Here, to close out our week, we have a very unusual card, and maker.
Now a few people think that the name on the card, as we say it, is incorrect, and that it really stands for a Mr. Franck, who ground, or milled ("muhlen") the coffee that he sold.
I have had a very quick follow of that lead and this could well be the case, except that Mr. Franck seems to be Croatian, and, intriguingly, to be the first person that thought of turning chicory into a substitute for coffee. His company started in 1828 as Heinrich Franck Sohne G.m.b.H., and the website contains a pictorial archive. Only problem is that it does not mention a branch in Germany - but it does show an Austrian one, which opened in 1879. And it is quite possible that this is the one which issued these cards.
Now when the Olympic Games came to Berlin, several sets were issued, but these were mostly with tobacco products, it is scarcer to find trade cards.
Also this very card is important to our theme, because the 1936 Olympics was the first year that had basketball as a medal sport, though it had been a demonstration sport as early as 1904, in St. Louis, USA - and also at the London Olympics in 1924. All the players were men though - women did not compete in Olympic basketball until 1976.
The image on this card shows the American team, who took the record for the most number of points scored in a game, fifty-six, in their first round, against the Phillippines. In the final they faced off against Canada, winning 19-8. They were also cheered on by none other than James Naismith, who awarded the medals too.
We know who the man scoring the goal is as well - he is the captain, Joe Fortenberry, a keen college player, and sought after, because he was almost seven feet tall.

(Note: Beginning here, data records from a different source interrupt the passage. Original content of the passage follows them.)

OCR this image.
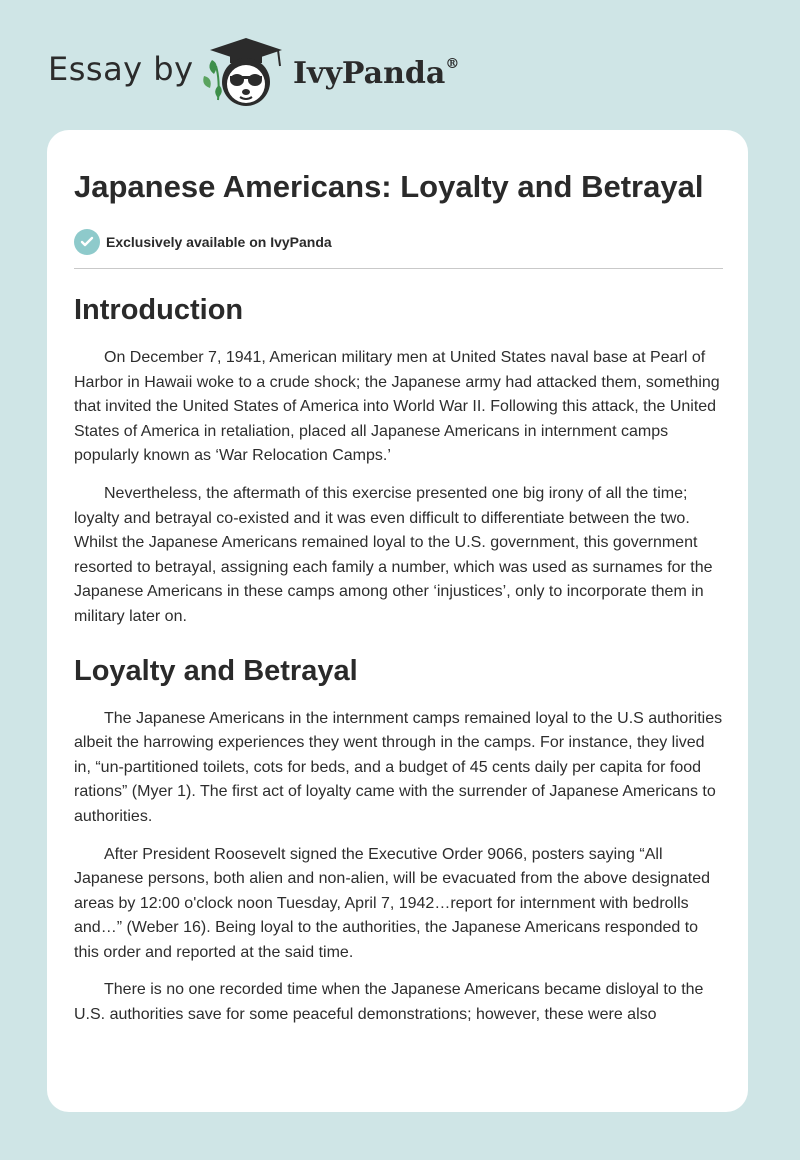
Essay by	IvyPanda®
Japanese Americans: Loyalty and Betrayal
Exclusively available on IvyPanda
Introduction

On December 7, 1941, American military men at United States naval base at Pearl of Harbor in Hawaii woke to a crude shock; the Japanese army had attacked them, something that invited the United States of America into World War II. Following this attack, the United States of America in retaliation, placed all Japanese Americans in internment camps popularly known as ‘War Relocation Camps.’

Nevertheless, the aftermath of this exercise presented one big irony of all the time; loyalty and betrayal co-existed and it was even difficult to differentiate between the two. Whilst the Japanese Americans remained loyal to the U.S. government, this government resorted to betrayal, assigning each family a number, which was used as surnames for the Japanese Americans in these camps among other ‘injustices’, only to incorporate them in military later on.

Loyalty and Betrayal

The Japanese Americans in the internment camps remained loyal to the U.S authorities albeit the harrowing experiences they went through in the camps. For instance, they lived in, “un-partitioned toilets, cots for beds, and a budget of 45 cents daily per capita for food rations” (Myer 1). The first act of loyalty came with the surrender of Japanese Americans to authorities.

After President Roosevelt signed the Executive Order 9066, posters saying “All Japanese persons, both alien and non-alien, will be evacuated from the above designated areas by 12:00 o'clock noon Tuesday, April 7, 1942…report for internment with bedrolls and…” (Weber 16). Being loyal to the authorities, the Japanese Americans responded to this order and reported at the said time.

There is no one recorded time when the Japanese Americans became disloyal to the U.S. authorities save for some peaceful demonstrations; however, these were also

Now he played for two teams immediately after leaving college, both of whom have pretty amazing names. First was the Ogden Boosters, out in Utah, and then the McPherson Oilers, in Kansas. This is where he was playing when he got the nod for the Olympics.
He got eight of those final Olympic medal winning points too, despite the game being almost called off due to quite appalling weather, and playing conditions, the rain causing the clay court to turn to a river of mud.
After the Olympics he returned to America, and played right up to America`s entry into the Second World War, at which point he joined up to the Army Air Corps. After the war he settled down, selling petrol. And he died in 1993, aged eighty-two.
And, as a parting shot, he is also said to be the first ever player to successfully "slam dunk" a ball more or less every time - some of the other claimants for that honour only getting theirs infrequently, by luck. For the non-basketball fans amongst our readers, this term means that you leap in the air and push the ball through the net with both your hands. But hopefully after this week you will be a bit of a basketball fan too, or at least a little more learned about its great past and thrilling future.